Der Chemnitzer Jan W. war die „rechte Hand“ von Thomas S., Chef von Blood & Honour in Sachsen und Konzertorganisator. Laut dem Brandenburger V-Mann Carsten „Piatto“ Szczepanski sollte W. dem Trio Waffen beschaffen – mit Geldern von Blood & Honour. Auch Zschäpe sagte im NSU-Prozess, die Uwes hätten eine Waffe von W. bekommen.

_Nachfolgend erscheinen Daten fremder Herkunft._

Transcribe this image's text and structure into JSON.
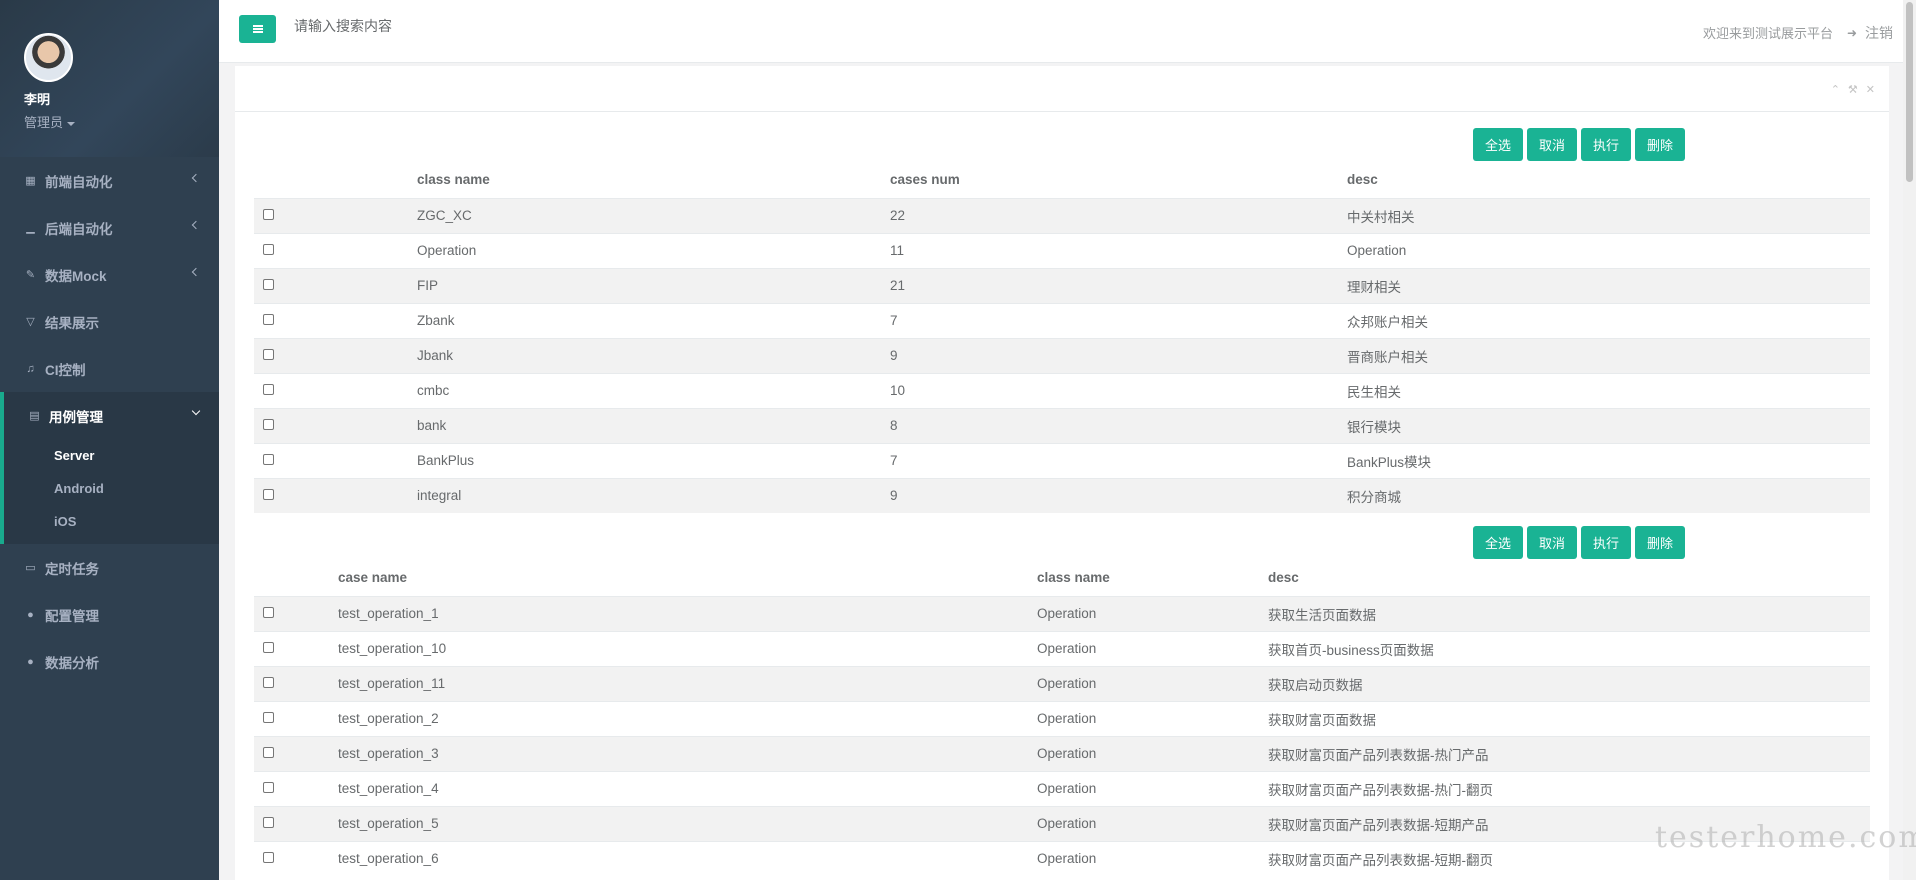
{
  "profile": {
    "name": "李明",
    "role": "管理员"
  },
  "nav": [
    {
      "label": "前端自动化",
      "icon": "grid-icon"
    },
    {
      "label": "后端自动化",
      "icon": "bar-chart-icon"
    },
    {
      "label": "数据Mock",
      "icon": "edit-icon"
    },
    {
      "label": "结果展示",
      "icon": "filter-icon"
    },
    {
      "label": "CI控制",
      "icon": "music-icon"
    }
  ],
  "nav_active": {
    "label": "用例管理",
    "icon": "database-icon",
    "children": [
      {
        "label": "Server"
      },
      {
        "label": "Android"
      },
      {
        "label": "iOS"
      }
    ]
  },
  "nav_bottom": [
    {
      "label": "定时任务",
      "icon": "desktop-icon"
    },
    {
      "label": "配置管理",
      "icon": "globe-icon"
    },
    {
      "label": "数据分析",
      "icon": "globe-icon"
    }
  ],
  "header": {
    "search_placeholder": "请输入搜索内容",
    "welcome": "欢迎来到测试展示平台",
    "logout": "注销"
  },
  "actions": {
    "select_all": "全选",
    "cancel": "取消",
    "execute": "执行",
    "delete": "删除"
  },
  "class_table": {
    "headers": [
      "class name",
      "cases num",
      "desc"
    ],
    "rows": [
      [
        "ZGC_XC",
        "22",
        "中关村相关"
      ],
      [
        "Operation",
        "11",
        "Operation"
      ],
      [
        "FIP",
        "21",
        "理财相关"
      ],
      [
        "Zbank",
        "7",
        "众邦账户相关"
      ],
      [
        "Jbank",
        "9",
        "晋商账户相关"
      ],
      [
        "cmbc",
        "10",
        "民生相关"
      ],
      [
        "bank",
        "8",
        "银行模块"
      ],
      [
        "BankPlus",
        "7",
        "BankPlus模块"
      ],
      [
        "integral",
        "9",
        "积分商城"
      ]
    ]
  },
  "case_table": {
    "headers": [
      "case name",
      "class name",
      "desc"
    ],
    "rows": [
      [
        "test_operation_1",
        "Operation",
        "获取生活页面数据"
      ],
      [
        "test_operation_10",
        "Operation",
        "获取首页-business页面数据"
      ],
      [
        "test_operation_11",
        "Operation",
        "获取启动页数据"
      ],
      [
        "test_operation_2",
        "Operation",
        "获取财富页面数据"
      ],
      [
        "test_operation_3",
        "Operation",
        "获取财富页面产品列表数据-热门产品"
      ],
      [
        "test_operation_4",
        "Operation",
        "获取财富页面产品列表数据-热门-翻页"
      ],
      [
        "test_operation_5",
        "Operation",
        "获取财富页面产品列表数据-短期产品"
      ],
      [
        "test_operation_6",
        "Operation",
        "获取财富页面产品列表数据-短期-翻页"
      ]
    ]
  },
  "watermark": "testerhome.com"
}
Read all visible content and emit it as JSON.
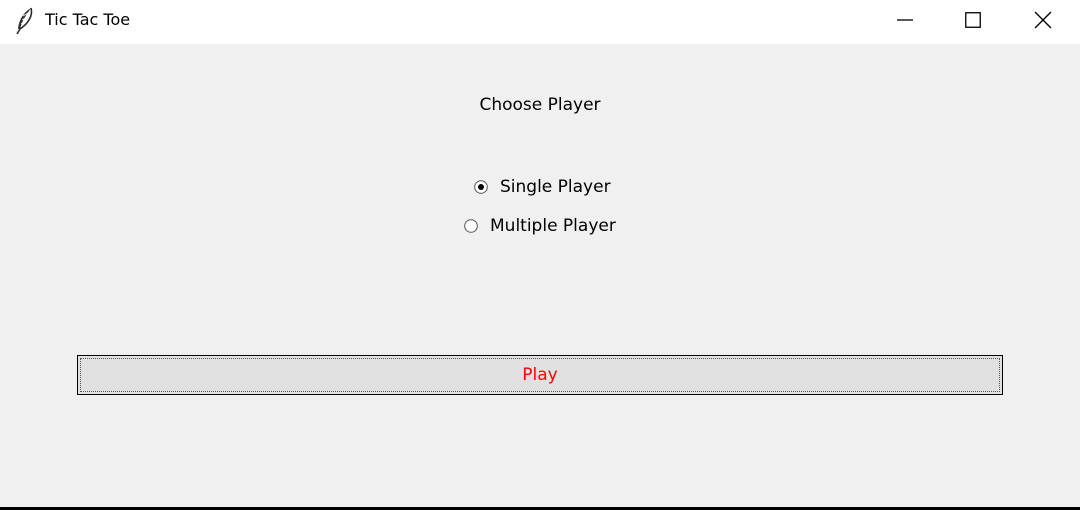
{
  "window": {
    "title": "Tic Tac Toe",
    "app_icon": "feather-icon",
    "controls": {
      "minimize_icon": "minimize-icon",
      "maximize_icon": "maximize-icon",
      "close_icon": "close-icon"
    }
  },
  "main": {
    "heading": "Choose Player",
    "options": [
      {
        "label": "Single Player",
        "selected": true
      },
      {
        "label": "Multiple Player",
        "selected": false
      }
    ],
    "play_button": {
      "label": "Play",
      "text_color": "#ff0000"
    }
  }
}
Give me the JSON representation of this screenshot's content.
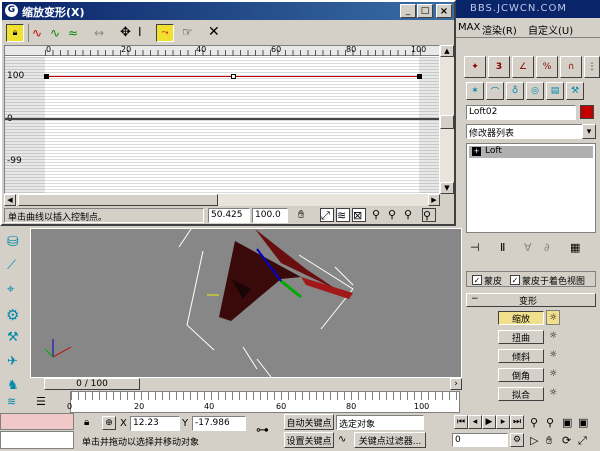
{
  "dialog": {
    "title": "缩放变形(X)",
    "ruler_ticks": [
      "0",
      "20",
      "40",
      "60",
      "80",
      "100"
    ],
    "y_labels": [
      "100",
      "0",
      "-99"
    ],
    "status_text": "单击曲线以插入控制点。",
    "coord_x": "50.425",
    "coord_y": "100.0"
  },
  "watermark": "BBS.JCWCN.COM",
  "menu": {
    "render": "渲染(R)",
    "customize": "自定义(U)",
    "max": "MAX"
  },
  "panel": {
    "object_name": "Loft02",
    "modifier_list": "修改器列表",
    "stack_item": "Loft",
    "skin_label": "蒙皮",
    "skin_shaded_label": "蒙皮于着色视图",
    "rollout_title": "变形",
    "buttons": [
      "缩放",
      "扭曲",
      "倾斜",
      "倒角",
      "拟合"
    ],
    "name_color": "#c00000"
  },
  "timeline": {
    "frame_display": "0 / 100",
    "ticks": [
      "0",
      "20",
      "40",
      "60",
      "80",
      "100"
    ]
  },
  "status": {
    "x_label": "X",
    "x_value": "12.23",
    "y_label": "Y",
    "y_value": "-17.986",
    "auto_key": "自动关键点",
    "set_key": "设置关键点",
    "selected_object": "选定对象",
    "key_filters": "关键点过滤器...",
    "frame_value": "0",
    "prompt": "单击并拖动以选择并移动对象"
  },
  "colors": {
    "title_bar": "#0a246a",
    "viewport_bg": "#878787",
    "curve": "#c00000"
  }
}
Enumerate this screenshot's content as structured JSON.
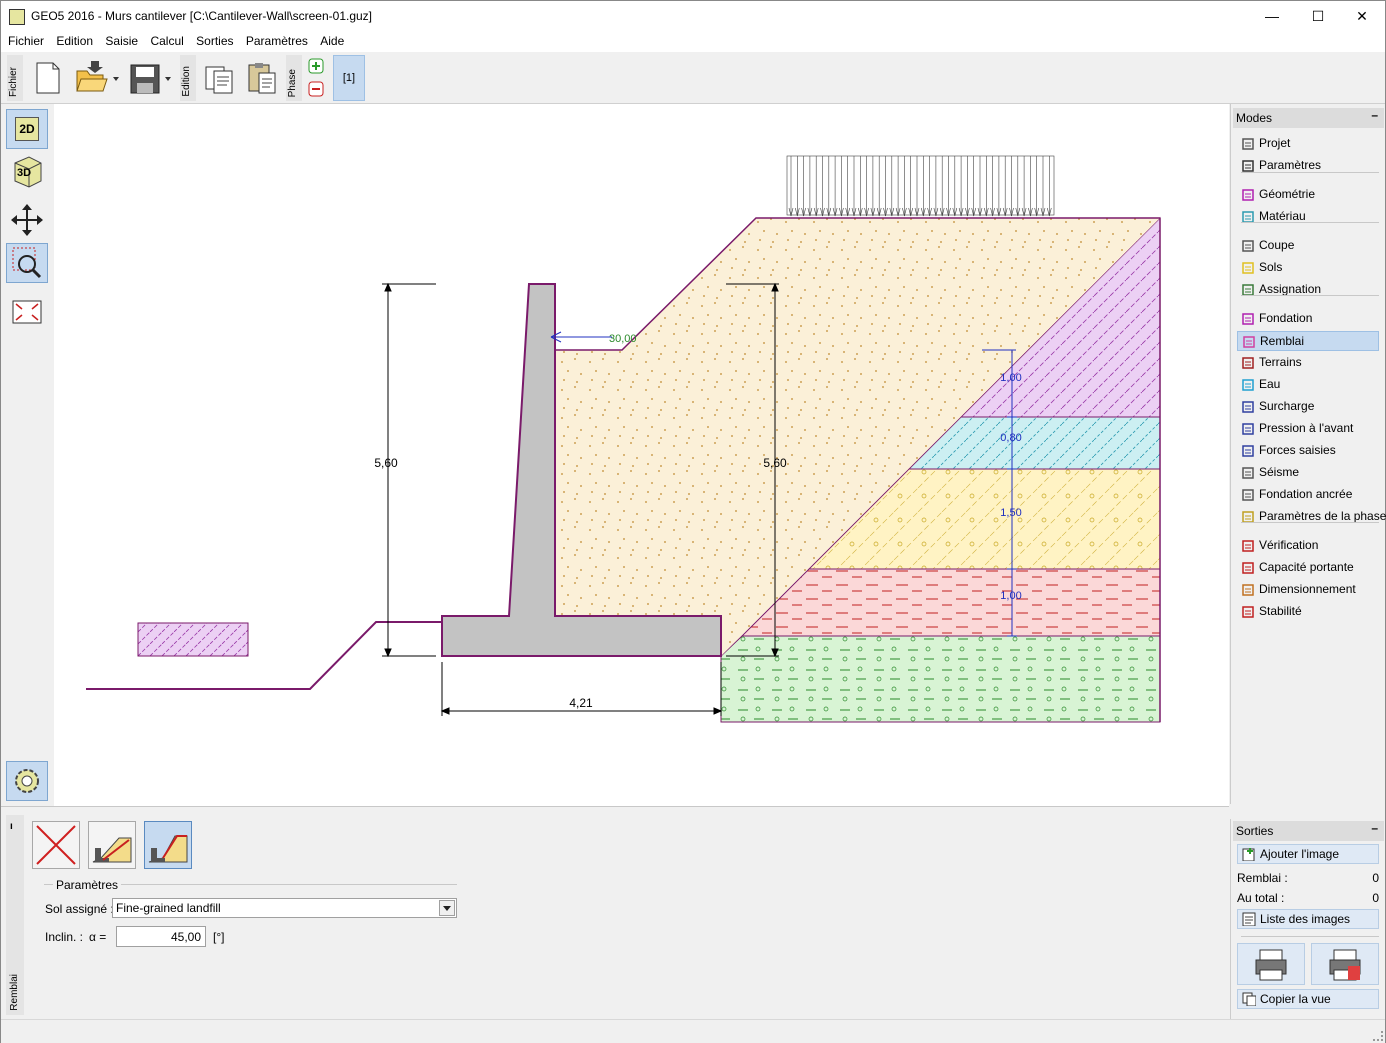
{
  "window": {
    "title": "GEO5 2016 - Murs cantilever [C:\\Cantilever-Wall\\screen-01.guz]",
    "minimize": "—",
    "maximize": "☐",
    "close": "✕"
  },
  "menu": [
    "Fichier",
    "Edition",
    "Saisie",
    "Calcul",
    "Sorties",
    "Paramètres",
    "Aide"
  ],
  "toolbar": {
    "group_fichier": "Fichier",
    "group_edition": "Edition",
    "group_phase": "Phase",
    "phase_label": "[1]"
  },
  "left_tools": {
    "btn_2d": "2D",
    "btn_3d": "3D"
  },
  "drawing": {
    "dim_wall_height": "5,60",
    "dim_backfill_height": "5,60",
    "dim_base_width": "4,21",
    "backfill_angle": "30,00",
    "layer_thickness_1": "1,00",
    "layer_thickness_2": "0,80",
    "layer_thickness_3": "1,50",
    "layer_thickness_4": "1,00",
    "colors": {
      "wall": "#c3c3c3",
      "backfill": "#fbf0d8",
      "soil_purple": "#e6c8f0",
      "soil_cyan": "#cceff2",
      "soil_yellow": "#fff3c4",
      "soil_pink": "#fbd8d8",
      "soil_green": "#d8f4d4",
      "outline": "#7a1a6a"
    }
  },
  "modes": {
    "header": "Modes",
    "items": [
      {
        "label": "Projet",
        "icon": "project-icon"
      },
      {
        "label": "Paramètres",
        "icon": "settings-icon"
      },
      {
        "label": "Géométrie",
        "icon": "geometry-icon"
      },
      {
        "label": "Matériau",
        "icon": "material-icon"
      },
      {
        "label": "Coupe",
        "icon": "profile-icon"
      },
      {
        "label": "Sols",
        "icon": "soils-icon"
      },
      {
        "label": "Assignation",
        "icon": "assign-icon"
      },
      {
        "label": "Fondation",
        "icon": "foundation-icon"
      },
      {
        "label": "Remblai",
        "icon": "backfill-icon"
      },
      {
        "label": "Terrains",
        "icon": "terrain-icon"
      },
      {
        "label": "Eau",
        "icon": "water-icon"
      },
      {
        "label": "Surcharge",
        "icon": "surcharge-icon"
      },
      {
        "label": "Pression à l'avant",
        "icon": "front-pressure-icon"
      },
      {
        "label": "Forces saisies",
        "icon": "forces-icon"
      },
      {
        "label": "Séisme",
        "icon": "earthquake-icon"
      },
      {
        "label": "Fondation ancrée",
        "icon": "anchored-foundation-icon"
      },
      {
        "label": "Paramètres de la phase",
        "icon": "phase-settings-icon"
      },
      {
        "label": "Vérification",
        "icon": "verification-icon"
      },
      {
        "label": "Capacité portante",
        "icon": "bearing-capacity-icon"
      },
      {
        "label": "Dimensionnement",
        "icon": "dimensioning-icon"
      },
      {
        "label": "Stabilité",
        "icon": "stability-icon"
      }
    ],
    "selected": "Remblai"
  },
  "remblai_panel": {
    "side_label": "Remblai",
    "group_title": "Paramètres",
    "sol_label": "Sol assigné :",
    "sol_value": "Fine-grained landfill",
    "inclin_label": "Inclin. :",
    "alpha_label": "α  =",
    "alpha_value": "45,00",
    "unit": "[°]"
  },
  "outputs": {
    "header": "Sorties",
    "add_image": "Ajouter l'image",
    "remblai_label": "Remblai :",
    "remblai_count": "0",
    "total_label": "Au total :",
    "total_count": "0",
    "image_list": "Liste des images",
    "copy_view": "Copier la vue"
  }
}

Der 46-Jährige bestreitet das, im NSU-Prozess schwieg er. Die Aufklärung ist schwierig: Überwachungsprotokolle von gut 100 seiner SMS sind verschwunden. 2014 ließen Bundesanwälte auch ein Notizbuch von Jan W. vernichten, trotz Löschmoratoriums.

André K.

Der Jenaer André K. gehörte in den Neunzigern zur Kameradschaft Jena – zusammen mit Mundlos, Böhnhardt, Zschäpe und Wohlleben. Später schloss sich die Gruppe dem Thüringer Heimatschutz an, K. stieg zum Stellvertreter auf. Nach dem Abtauchen des Trios soll er für dieses Spenden gesammelt haben. Einem V-Mann sagte K. im Juli 1998, er brauche 1.800 Mark, um die drei „aus Jena endgültig wegzubringen“. Zudem versuchte er, Pässe für das Trio zu beschaffen.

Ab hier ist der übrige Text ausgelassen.